We left the dock Thursday morning. On the way to the cabin we stopped at some feeding birds and threw some Down South Lures and caught a bunch of dinks so we moved on. Arrived at the cabin around 10:00 unloaded the boat and headed out to find the fish. Winds were blowing 25+ so we had to find some sheltered water, the current in the cut was flowing 5 mph. We fished with live shrimp and popping cork until we ran out of shrimp then we used Down South Lure super model in White Ice. Ended the first day with 15 Trout 1 Flounder and 1 Red. Returned to the cabin for some night fishing and dinner. Most of the Trout caught under the light were small. The following morning we woke early , I cooked some breakfast tacos and we headed south to Mansfield. With the winds blowing 5 mph and changing directions we had to move a few times. The water was green and the bite was slow but everything we caught was thick. The largest Trout of the trip measured 24.5 and was caught along one of the spoils in 2' of water using Croaker. We returned to the cabin for lunch and a nap. After we got some rest we headed out in search of some Redfish. The wind is now blowing north at 20 mph. We check 9 Mile Hole - the water was chocolate and with the low tide I am not comfortable taking my big boat all the way in the back were the reds have been hanging out.

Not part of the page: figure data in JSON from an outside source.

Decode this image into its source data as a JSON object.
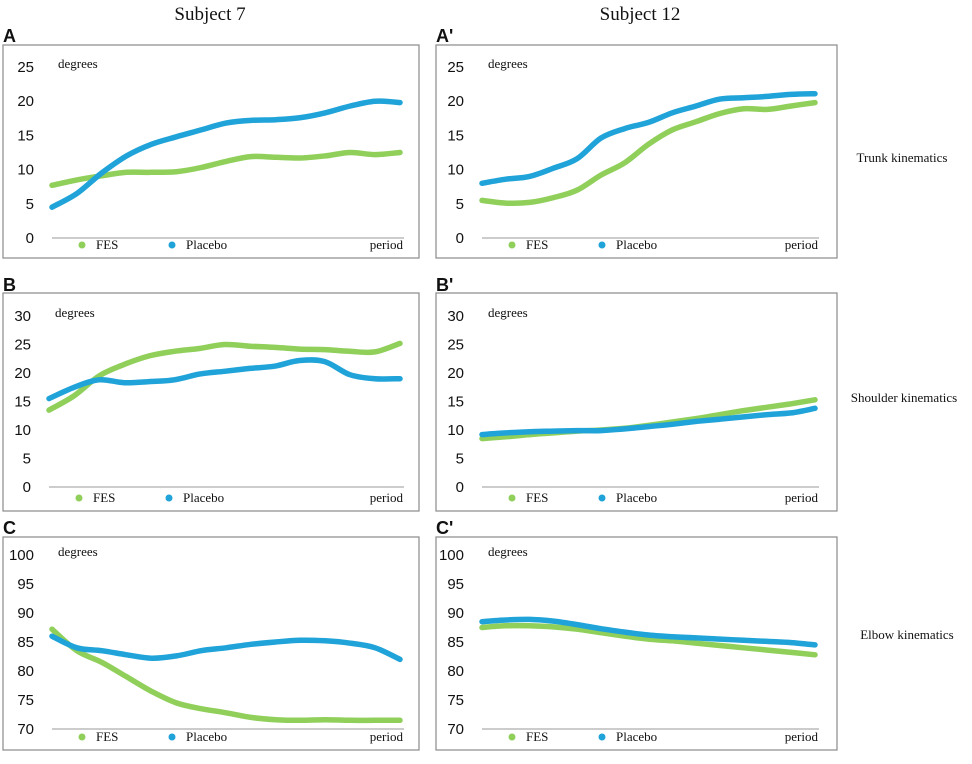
{
  "columns": [
    "Subject 7",
    "Subject 12"
  ],
  "row_labels": [
    "Trunk kinematics",
    "Shoulder kinematics",
    "Elbow kinematics"
  ],
  "colors": {
    "FES": "#8fcf5a",
    "Placebo": "#1fa3d8",
    "frame": "#8a8a8a"
  },
  "chart_data": [
    {
      "panel": "A",
      "type": "line",
      "title": "Subject 7",
      "row": "Trunk kinematics",
      "ylabel": "degrees",
      "xlabel": "period",
      "ylim": [
        0,
        25
      ],
      "yticks": [
        0,
        5,
        10,
        15,
        20,
        25
      ],
      "legend": [
        "FES",
        "Placebo"
      ],
      "series": [
        {
          "name": "FES",
          "values": [
            7.7,
            8.5,
            9.1,
            9.6,
            9.6,
            9.7,
            10.3,
            11.2,
            11.9,
            11.8,
            11.7,
            12.0,
            12.5,
            12.2,
            12.5
          ]
        },
        {
          "name": "Placebo",
          "values": [
            4.5,
            6.5,
            9.5,
            12.0,
            13.7,
            14.8,
            15.8,
            16.8,
            17.2,
            17.3,
            17.6,
            18.3,
            19.3,
            20.0,
            19.8
          ]
        }
      ]
    },
    {
      "panel": "A'",
      "type": "line",
      "title": "Subject 12",
      "row": "Trunk kinematics",
      "ylabel": "degrees",
      "xlabel": "period",
      "ylim": [
        0,
        25
      ],
      "yticks": [
        0,
        5,
        10,
        15,
        20,
        25
      ],
      "legend": [
        "FES",
        "Placebo"
      ],
      "series": [
        {
          "name": "FES",
          "values": [
            5.5,
            5.1,
            5.2,
            5.9,
            7.0,
            9.2,
            11.0,
            13.7,
            15.8,
            17.0,
            18.2,
            18.9,
            18.8,
            19.3,
            19.8
          ]
        },
        {
          "name": "Placebo",
          "values": [
            8.0,
            8.6,
            9.0,
            10.2,
            11.6,
            14.6,
            16.0,
            16.9,
            18.3,
            19.3,
            20.3,
            20.5,
            20.7,
            21.0,
            21.1
          ]
        }
      ]
    },
    {
      "panel": "B",
      "type": "line",
      "title": "Subject 7",
      "row": "Shoulder kinematics",
      "ylabel": "degrees",
      "xlabel": "period",
      "ylim": [
        0,
        30
      ],
      "yticks": [
        0,
        5,
        10,
        15,
        20,
        25,
        30
      ],
      "legend": [
        "FES",
        "Placebo"
      ],
      "series": [
        {
          "name": "FES",
          "values": [
            13.5,
            16.0,
            19.5,
            21.5,
            23.0,
            23.8,
            24.3,
            25.0,
            24.7,
            24.5,
            24.2,
            24.1,
            23.8,
            23.7,
            25.2
          ]
        },
        {
          "name": "Placebo",
          "values": [
            15.5,
            17.5,
            18.8,
            18.3,
            18.5,
            18.8,
            19.8,
            20.3,
            20.8,
            21.2,
            22.2,
            22.0,
            19.7,
            19.0,
            19.0
          ]
        }
      ]
    },
    {
      "panel": "B'",
      "type": "line",
      "title": "Subject 12",
      "row": "Shoulder kinematics",
      "ylabel": "degrees",
      "xlabel": "period",
      "ylim": [
        0,
        30
      ],
      "yticks": [
        0,
        5,
        10,
        15,
        20,
        25,
        30
      ],
      "legend": [
        "FES",
        "Placebo"
      ],
      "series": [
        {
          "name": "FES",
          "values": [
            8.5,
            8.8,
            9.2,
            9.5,
            9.8,
            10.0,
            10.3,
            10.8,
            11.4,
            12.0,
            12.7,
            13.4,
            14.0,
            14.6,
            15.3
          ]
        },
        {
          "name": "Placebo",
          "values": [
            9.2,
            9.5,
            9.7,
            9.8,
            9.9,
            9.9,
            10.2,
            10.6,
            11.0,
            11.5,
            11.9,
            12.3,
            12.7,
            13.0,
            13.8
          ]
        }
      ]
    },
    {
      "panel": "C",
      "type": "line",
      "title": "Subject 7",
      "row": "Elbow kinematics",
      "ylabel": "degrees",
      "xlabel": "period",
      "ylim": [
        70,
        100
      ],
      "yticks": [
        70,
        75,
        80,
        85,
        90,
        95,
        100
      ],
      "legend": [
        "FES",
        "Placebo"
      ],
      "series": [
        {
          "name": "FES",
          "values": [
            87.2,
            83.5,
            81.5,
            79.0,
            76.5,
            74.5,
            73.5,
            72.8,
            72.0,
            71.6,
            71.5,
            71.6,
            71.5,
            71.5,
            71.5
          ]
        },
        {
          "name": "Placebo",
          "values": [
            86.0,
            84.0,
            83.5,
            82.8,
            82.2,
            82.6,
            83.5,
            84.0,
            84.6,
            85.0,
            85.3,
            85.2,
            84.8,
            84.0,
            82.0
          ]
        }
      ]
    },
    {
      "panel": "C'",
      "type": "line",
      "title": "Subject 12",
      "row": "Elbow kinematics",
      "ylabel": "degrees",
      "xlabel": "period",
      "ylim": [
        70,
        100
      ],
      "yticks": [
        70,
        75,
        80,
        85,
        90,
        95,
        100
      ],
      "legend": [
        "FES",
        "Placebo"
      ],
      "series": [
        {
          "name": "FES",
          "values": [
            87.5,
            87.8,
            87.8,
            87.6,
            87.2,
            86.6,
            86.0,
            85.5,
            85.2,
            84.8,
            84.4,
            84.0,
            83.6,
            83.2,
            82.8
          ]
        },
        {
          "name": "Placebo",
          "values": [
            88.5,
            88.8,
            88.9,
            88.6,
            88.0,
            87.3,
            86.7,
            86.2,
            85.9,
            85.7,
            85.5,
            85.3,
            85.1,
            84.9,
            84.5
          ]
        }
      ]
    }
  ]
}
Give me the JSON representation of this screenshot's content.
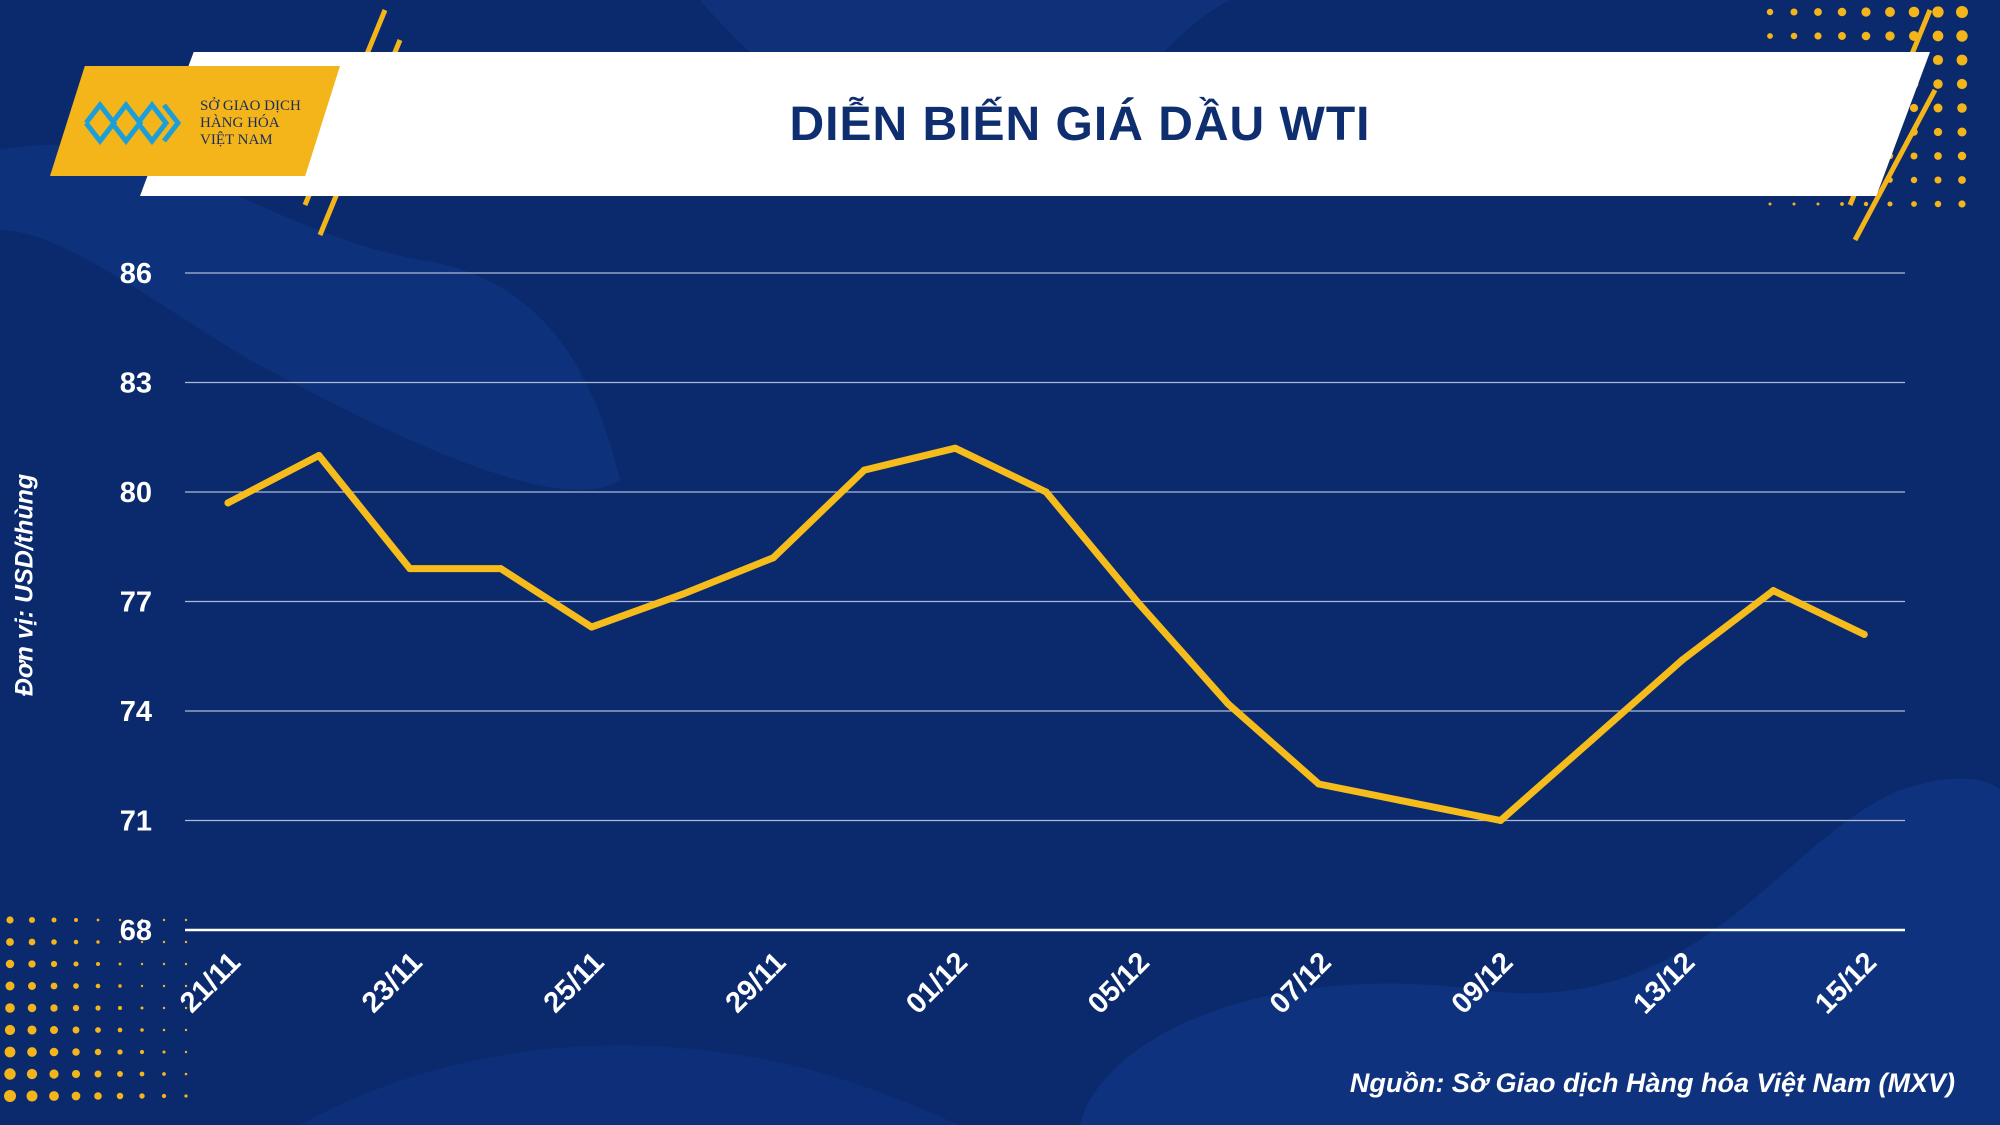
{
  "header": {
    "title": "DIỄN BIẾN GIÁ DẦU WTI",
    "logo_lines": [
      "SỞ GIAO DỊCH",
      "HÀNG HÓA",
      "VIỆT NAM"
    ]
  },
  "footer": {
    "source": "Nguồn: Sở Giao dịch Hàng hóa Việt Nam (MXV)"
  },
  "colors": {
    "background": "#0b2a6e",
    "line": "#f5bc1c",
    "accent": "#f4b51a",
    "grid": "#c9d3ea",
    "text": "#ffffff"
  },
  "chart_data": {
    "type": "line",
    "title": "DIỄN BIẾN GIÁ DẦU WTI",
    "xlabel": "",
    "ylabel": "Đơn vị: USD/thùng",
    "ylim": [
      68,
      86
    ],
    "yticks": [
      86,
      83,
      80,
      77,
      74,
      71,
      68
    ],
    "x_tick_labels": [
      "21/11",
      "23/11",
      "25/11",
      "29/11",
      "01/12",
      "05/12",
      "07/12",
      "09/12",
      "13/12",
      "15/12"
    ],
    "x_tick_positions": [
      0,
      2,
      4,
      6,
      8,
      10,
      12,
      14,
      16,
      18
    ],
    "grid": true,
    "legend": "none",
    "series": [
      {
        "values": [
          79.7,
          81.0,
          77.9,
          77.9,
          76.3,
          77.2,
          78.2,
          80.6,
          81.2,
          80.0,
          77.0,
          74.2,
          72.0,
          71.5,
          71.0,
          73.2,
          75.4,
          77.3,
          76.1
        ]
      }
    ]
  }
}
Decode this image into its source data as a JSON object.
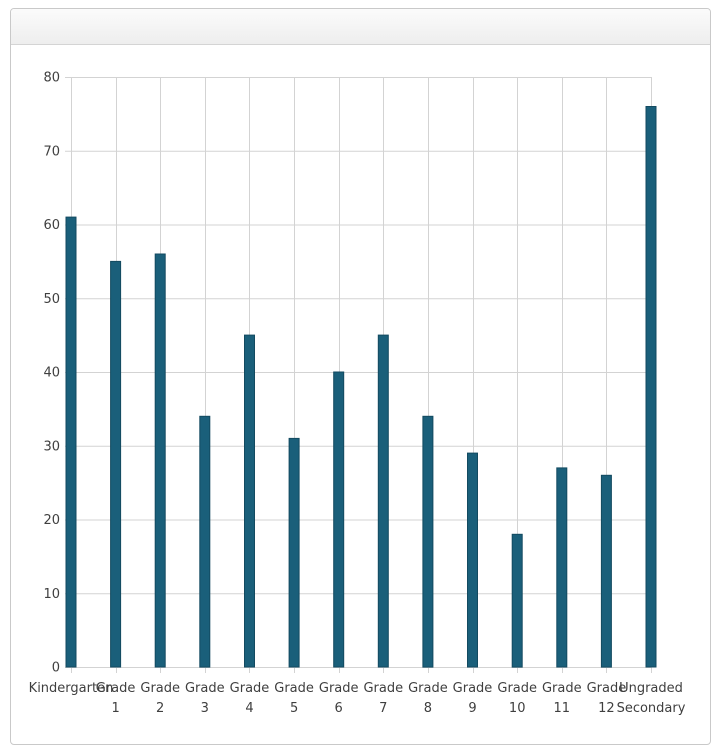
{
  "panel": {
    "title": ""
  },
  "chart_data": {
    "type": "bar",
    "categories": [
      [
        "Kindergarten"
      ],
      [
        "Grade",
        "1"
      ],
      [
        "Grade",
        "2"
      ],
      [
        "Grade",
        "3"
      ],
      [
        "Grade",
        "4"
      ],
      [
        "Grade",
        "5"
      ],
      [
        "Grade",
        "6"
      ],
      [
        "Grade",
        "7"
      ],
      [
        "Grade",
        "8"
      ],
      [
        "Grade",
        "9"
      ],
      [
        "Grade",
        "10"
      ],
      [
        "Grade",
        "11"
      ],
      [
        "Grade",
        "12"
      ],
      [
        "Ungraded",
        "Secondary"
      ]
    ],
    "values": [
      61,
      55,
      56,
      34,
      45,
      31,
      40,
      45,
      34,
      29,
      18,
      27,
      26,
      76
    ],
    "ylim": [
      0,
      80
    ],
    "yticks": [
      0,
      10,
      20,
      30,
      40,
      50,
      60,
      70,
      80
    ],
    "title": "",
    "xlabel": "",
    "ylabel": "",
    "grid": true,
    "legend": "none",
    "colors": {
      "bar": "#1a5f7a",
      "bar_edge": "#134a60",
      "grid": "#d3d3d3"
    }
  }
}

We fished several different areas and hooked into one monster red that had Jerry walking circles in the boat. Jerry fought that Red for 30 mins as the sun was setting then the hooked pulled. We did get one more flounder added to the box during the afternoon trip. We went flounder gigging again on the second night and was fortunate to get 5 flounder. Woke Saturday morning and waded the West shoreline with UNFAIR top waters looking for some larger fish. We had several blow ups and landed one 22" trout on our short wade. Left the cabin clean for the next group and headed to the dock. 
Ended the trip with 96lbs of fish mostly trout. Jordan Had a Texas Slam with a 4lb flounder, 5lb Trout and a 9lb red.

Capt. Justin 361.500.3559
All-Inclusive trip


----------



## That Robbie Guy (Aug 11, 2009)

That's one hell of a fishing trip!


----------



## dan_wrider (Jun 21, 2011)

That trout looks longer than 24.5. As said above. Hell of a trip.


----------